Destroy All Monsters: Don't Ruin Christmas The Way You Killed Summer, Hollywood
I'm as against the early proliferation of holiday decorations as the next man, and when I saw the tinsel going up in my local drug store last week - on October 25, and hanging, grotesquely, above the jack-o'-lanterns - I grumbled Scroogily to myself. And then I read the (also bizarrely early) holiday special of one of my favourite comics, and suddenly I realized: I am so ready for it to be Christmas.
As with many of you, I suspect, a lot of this comes from connections to movies. I've just finished (or, more accurately, tried to finish) an exhaustive Hallowe'en watch-a-thon. My movie list for the holiday season is nowhere near as comprehensive, nor does it feel as obsessive in its detail; Eyes Wide Shut is on there, sure, but so is The Lord of the Rings, which takes place on a planet where they don't have Santa. Hallowe'en viewing is based on theme; Christmas viewing is based on mood.
Part of this goodwill-towards-movies is the simple fact that Hollywood hasn't strip-mined November and December into a purposeless void of sound and fury like it has done for the summer. As discussed previously, this summer really, really sucked; but Hollywood's approach to summer has sucked for a long time, and is under no imminent threat of changing.

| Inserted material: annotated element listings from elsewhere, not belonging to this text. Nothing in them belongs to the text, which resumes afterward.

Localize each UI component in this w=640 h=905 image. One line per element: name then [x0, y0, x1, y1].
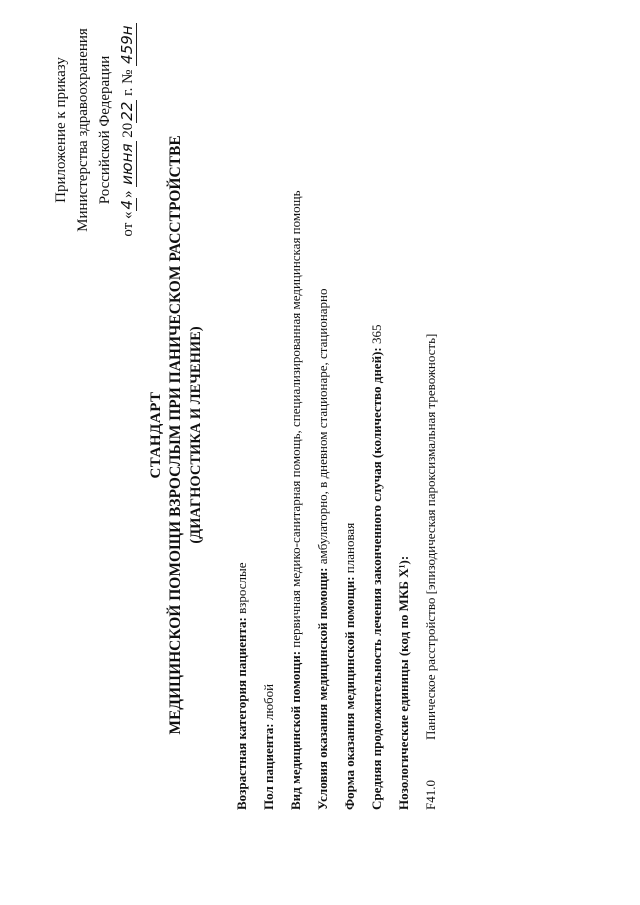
document-body: [228, 50, 444, 810]
annex-line-1: Приложение к приказу: [53, 57, 69, 203]
field-label: Вид медицинской помощи:: [288, 650, 303, 810]
date-day: 4: [118, 199, 136, 210]
field-label: Средняя продолжительность лечения законченного случая (количество дней):: [369, 347, 384, 810]
nosology-code: F41.0: [423, 780, 438, 810]
annex-date-line: [116, 10, 139, 250]
field-label: Пол пациента:: [261, 723, 276, 810]
annex-line-2: Министерства здравоохранения: [75, 28, 91, 232]
date-year-suffix: 22: [118, 101, 136, 121]
field-value: плановая: [342, 522, 357, 577]
field-value: первичная медико-санитарная помощь, специализированная медицинская помощь: [288, 190, 303, 651]
field-value: амбулаторно, в дневном стационаре, стационарно: [315, 288, 330, 568]
date-sep: »: [120, 190, 136, 198]
field-label: Возрастная категория пациента:: [234, 617, 249, 810]
nosology-row: [417, 50, 444, 810]
title-line-2: МЕДИЦИНСКОЙ ПОМОЩИ ВЗРОСЛЫМ ПРИ ПАНИЧЕСКОМ РАССТРОЙСТВЕ: [167, 135, 184, 735]
field-duration: [363, 50, 390, 810]
annex-line-3: Российской Федерации: [97, 55, 113, 205]
field-value: взрослые: [234, 562, 249, 618]
annex-block: [50, 10, 139, 250]
field-label: Условия оказания медицинской помощи:: [315, 567, 330, 810]
nosology-name: Паническое расстройство [эпизодическая пароксизмальная тревожность]: [423, 333, 438, 740]
field-age: [228, 50, 255, 810]
order-number: 459н: [118, 25, 136, 64]
title-line-1: СТАНДАРТ: [148, 391, 164, 479]
document-title: [146, 45, 206, 825]
field-care-conditions: [309, 50, 336, 810]
date-prefix: от «: [120, 211, 136, 237]
date-year-prefix: 20: [120, 122, 136, 138]
field-value: любой: [261, 683, 276, 724]
date-suffix: г. №: [120, 69, 136, 96]
field-care-type: [282, 50, 309, 810]
date-month: июня: [118, 143, 136, 185]
field-value: 365: [369, 324, 384, 348]
field-sex: [255, 50, 282, 810]
title-line-3: (ДИАГНОСТИКА И ЛЕЧЕНИЕ): [188, 326, 204, 544]
field-care-form: [336, 50, 363, 810]
nosology-label: Нозологические единицы (код по МКБ Х¹):: [396, 555, 411, 810]
field-label: Форма оказания медицинской помощи:: [342, 576, 357, 810]
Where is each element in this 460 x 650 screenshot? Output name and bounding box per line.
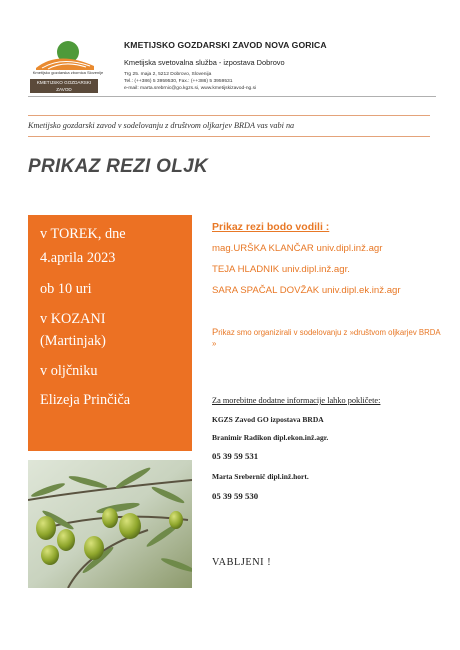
band-top-line xyxy=(28,115,430,116)
leader-2: TEJA HLADNIK univ.dipl.inž.agr. xyxy=(212,264,350,275)
band-bottom-line xyxy=(28,136,430,137)
organization-department: Kmetijska svetovalna služba - izpostava Dobrovo xyxy=(124,58,285,67)
contact-person-2: Marta Srebernič dipl.inž.hort. xyxy=(212,472,309,481)
leader-1: mag.URŠKA KLANČAR univ.dipl.inž.agr xyxy=(212,243,383,254)
contact-person-1: Branimir Radikon dipl.ekon.inž.agr. xyxy=(212,433,329,442)
event-place: v KOZANI xyxy=(40,311,106,327)
logo-plate: KMETIJSKO GOZDARSKI ZAVOD NOVA GORICA xyxy=(30,79,98,93)
olive-fruit xyxy=(119,513,141,539)
welcome-text: VABLJENI ! xyxy=(212,557,272,568)
organization-address: Trg 25. maja 2, 5212 Dobrovo, Slovenija xyxy=(124,72,212,77)
leader-3: SARA SPAČAL DOVŽAK univ.dipl.ek.inž.agr xyxy=(212,285,401,296)
leaders-heading: Prikaz rezi bodo vodili : xyxy=(212,221,330,233)
event-host: Elizeja Prinčiča xyxy=(40,392,131,408)
olive-fruit xyxy=(169,511,183,529)
event-time: ob 10 uri xyxy=(40,281,92,297)
contact-office: KGZS Zavod GO izpostava BRDA xyxy=(212,415,324,424)
olive-fruit xyxy=(41,545,59,565)
olive-fruit xyxy=(102,508,118,528)
logo-caption: Kmetijsko gozdarska zbornica Slovenije xyxy=(32,70,104,75)
olive-branch-photo xyxy=(28,460,192,588)
organization-phone-fax: Tel.: (++386) 5 3959530, Fax.: (++386) 5 3959531 xyxy=(124,79,233,84)
organization-email[interactable]: e-mail: marta.srebrnic@go.kgzs.si, www.kmetijskizavod-ng.si xyxy=(124,86,257,91)
header-divider xyxy=(28,96,436,97)
olive-fruit xyxy=(36,516,56,540)
contact-heading: Za morebitne dodatne informacije lahko pokličete: xyxy=(212,396,381,405)
event-location: v oljčniku xyxy=(40,363,98,379)
event-day: v TOREK, dne xyxy=(40,226,126,242)
event-date: 4.aprila 2023 xyxy=(40,250,116,266)
organized-note: Prikaz smo organizirali v sodelovanju z »društvom oljkarjev BRDA » xyxy=(212,326,441,348)
organization-name: KMETIJSKO GOZDARSKI ZAVOD NOVA GORICA xyxy=(124,40,327,50)
page-title: PRIKAZ REZI OLJK xyxy=(28,156,209,177)
contact-phone-2[interactable]: 05 39 59 530 xyxy=(212,491,259,501)
olive-fruit xyxy=(84,536,104,560)
contact-phone-1[interactable]: 05 39 59 531 xyxy=(212,451,259,461)
event-place-detail: (Martinjak) xyxy=(40,333,106,349)
invitation-text: Kmetijsko gozdarski zavod v sodelovanju z društvom oljkarjev BRDA vas vabi na xyxy=(28,121,295,130)
olive-fruit xyxy=(57,529,75,551)
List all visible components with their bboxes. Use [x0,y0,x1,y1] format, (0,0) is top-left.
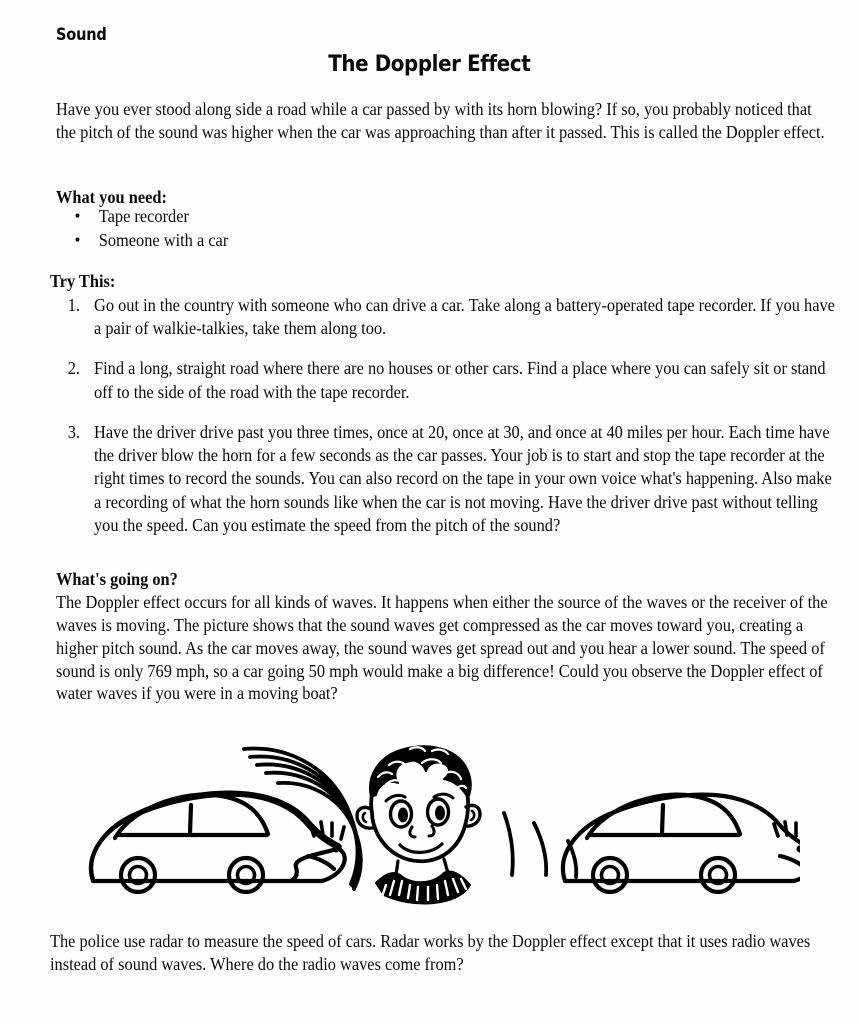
intro-paragraph: Have you ever stood along side a road while a car passed by with its horn blowing? If so, you probably noticed that the pitch of the sound was higher when the car was approaching than after it passed. This is called the Doppler effect. [56,99,825,142]
bullet-icon: • [74,206,81,226]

Look: I'm not a blockbuster hater. I am as up for sound and fury as just about anyone. But Tinseltown's infinite wisdom has pretty much beaten all the joy out of popcorn movies. They'll keep piling 3 "event" movies, diluting the very concept of the word "event," onto every weekend between May 1 and August 8 till the movies themselves go out of business. Until then, the studios will sit around wondering why box office and overall audience interest keeps widening out rather than deepening.
And there will certainly still always be a glut of blockbusters tossed at us in the wintery months, too, but - and I hope it's not too early to say this, or that I'm not jinxing us by doing so - have you noticed that they're kind of the good ones?
I stayed pretty clear of the multiplexes this summer, but there are four or five of the movies I've most looked forward to all year coming out in the next nine weeks, capped by Rogue One, which lands on a date we might now give an official nickname: the "the year's over, happy holidays, enjoy the shit out of this for the next four weeks straight" weekend. Admittedly, my branding needs work.
It's the weekend that saw the release of The Force Awakens, and The Lord of the Rings trilogy (and The Hobbit trilogy, if it comes to that), and the #1 and #2 biggest releases of all time, Titanic and Avatar. It's a weekend that's had its duds - King Kong didn't set the world on fire - but it seems to be earmarked by another quality that makes it a blessed relief from the din of summer:
There can be only One. One film, one big event movie. The others all get the hell out of there when the big dog lands. When Episode VIII formally made that weekend a Star Wars tradition by moving to next Christmas, even Steven Spielberg buggered out to the following summer.
It allows a much-needed opportunity for focus, and it tends to be mainstream enough that most audiences - and whole families, at that - can get on board with it. And the rest of the end-of-year holiday weeks are so filled up with Oscar wannabes of varying stripes that there's another key aspect to why Christmas is better than summer at the cinemas: it offers something resembling genuine choice.
We might sneer (unfairly) at the "bait" aspect of "Oscar-bait," but it crowds the marketplace with enough differentiation in scale and theme that for a few weeks anyway, multiplexes recall a time when the industry thrived on offering options for every type of viewer, rather than single experiences theoretically meant to appeal to all viewers. (And when they want one of those, they'll do a Star War. Really, can't see the downside in all this.) One of the reasons Todd Haynes' Carol fit so nicely within the holiday season last year, besides its Christmas setting, is how it was purpose-built to resemble mid-tier dramas of the studio age, an art form that as all but vanished since the '80s. (Plus, it was sorta the best.)
Something else that is holding the forces of over-exploitation at bay: the winter isn't like the summer. The kids aren't out of school. The area of opportunity for blockbusters is much narrower, so they really have to be the best; well made, audience driven, crowd-pleasing. The kind of movie that experienced producers oversee, in order to guarantee a high quality product, because there's a shit-ton on the line if they fail. We could theoretically see the season held down by a Marvel movie, a YA adaptation (Hunger Games till last year, Harry Prequel going forward?) and a Star Wars for the foreseeable future, without a huge amount of room for other huge movies to even enter the time period.
And as with any other kind of constraints, those sort of boundaries force some quality assurance. Maybe the problem with summer - which now stretches from as early as late March to mid August - is that it got too easy to throw shit into it.